Citing that lawsuit, and a countersuit Atkins filed last June, neither Aviation Director Kenneth Gwyn nor Tommy Poole, head of the department's real estate section, consented to interviews for this report. Miguez declined to return repeated calls.

Today, Atkins is out of the airport business and back with his construction company, he says. White filed for bankruptcy, and after four months out of a job, he went to work as an independent accountant.


One of the most disturbing chapters in Redbird Development's history had taken place a year before its lease was canceled; again, it involved the company's relationship with City Hall.

In the fall of 1998, Atkins met with city council member Barbara Mallory Caraway to begin negotiating a new lease, according to Atkins' lawsuit. Atkins was looking for new terms to help attract investors, and once again, he wanted a break on the rent. The council passed the new lease in March 1999, and it was signed the following May.

"Tennell is dedicated to the development and success of that airport," Mallory Caraway told the council in urging passage of a new 30-year deal. "He has lost hair. He has turned gray. He has really, really tried."

Atkins' home-district champion, Al Lipscomb, also helped behind the scenes on the new lease, letters show. But Lipscomb, in poor health and facing federal charges that he accepted bribes from a cab company owner, abstained from voting on Atkins' new lease, citing a conflict of interest. By then Atkins had signed on as the head of Lipscomb's re-election campaign.

There was nothing odd about Caraway talking to Atkins. As chair of the council's transportation and telecommunications committee, she had an interest in the city's business at Redbird.

The arrival of Caraway's husband, Dwaine Caraway, at the airport a few months later is another matter, though, one involving a clear conflict of interest and accusations of a shakedown.

Redbird's short Caraway chapter began last summer, after Atkins fell into arrears on his new rent. His new attorney, Jeffrey Tillotson, claimed in a letter to the city last February that the business had expected to yield a yearly profit of between $250,000 and $300,000 under its new lease. Although there is no way to verify those numbers, Shirley Day assured the city in her letter to Miguez that there was plenty of revenue coming in to cover the company's rent.

Nonetheless, Redbird still was not paying on time, and Atkins went out and got a loan. Over the years, he says, he had borrowed money where he could. Billy Hamilton, owner of a quick-change oil shop, says he loaned Atkins about $25,000 in 1995. He was supposed to pay it back in a year but he hasn't yet. "You know, Tennell's a brother and I'm a brother. I said, 'Here's a chance to help a brother and give somebody some ambition, some inspiration.' We'd all do well if we reach out and help," says Hamilton, who says he's still hopeful that Atkins will repay the loan. "I haven't sued him yet," he says, sounding like he never will.
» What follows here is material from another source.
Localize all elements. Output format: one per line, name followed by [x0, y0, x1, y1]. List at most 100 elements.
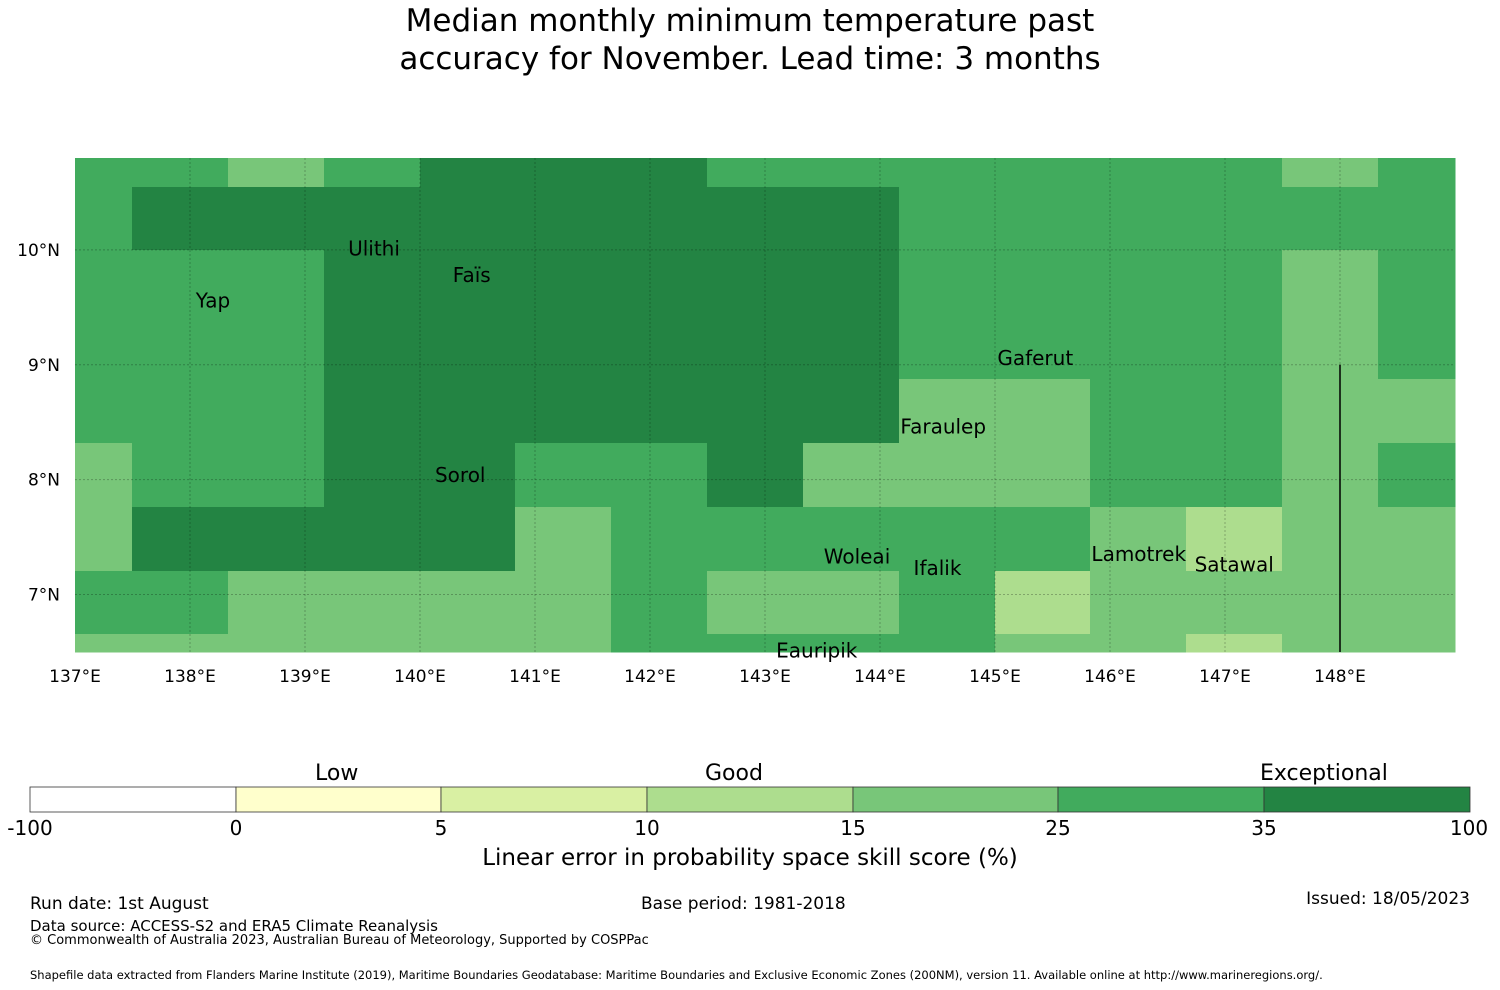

Caraway says much the same sentiment led him to introduce Atkins to Vernon Jordan, the owner of an Irving construction company. "He was a struggling entrepreneur searching for assistance so he could hold onto the lease," says Caraway, a member of the Dallas park board and president of the Profile Group, an advertising and political consulting firm.

Jordan offered a $40,000 revolving line of credit to bridge the gap between the time Redbird Development's rent was due and when tenants' payments came in. They made the deal and drew up the note.

About 10 days later, Atkins says, "He [Caraway] says, 'By the way, you know, I did you the favor. There's a fee.'" Atkins says Caraway wanted $3,000. Although a fee was not discussed in advance, Atkins says, he paid it with hundred-dollar bills over three installments. "The first time it was at the office, the second time at his house, the third time was at the office," Atkins says, explaining that White drove him to Caraway's place to make the payment. Because of it, White didn't get his salary that week.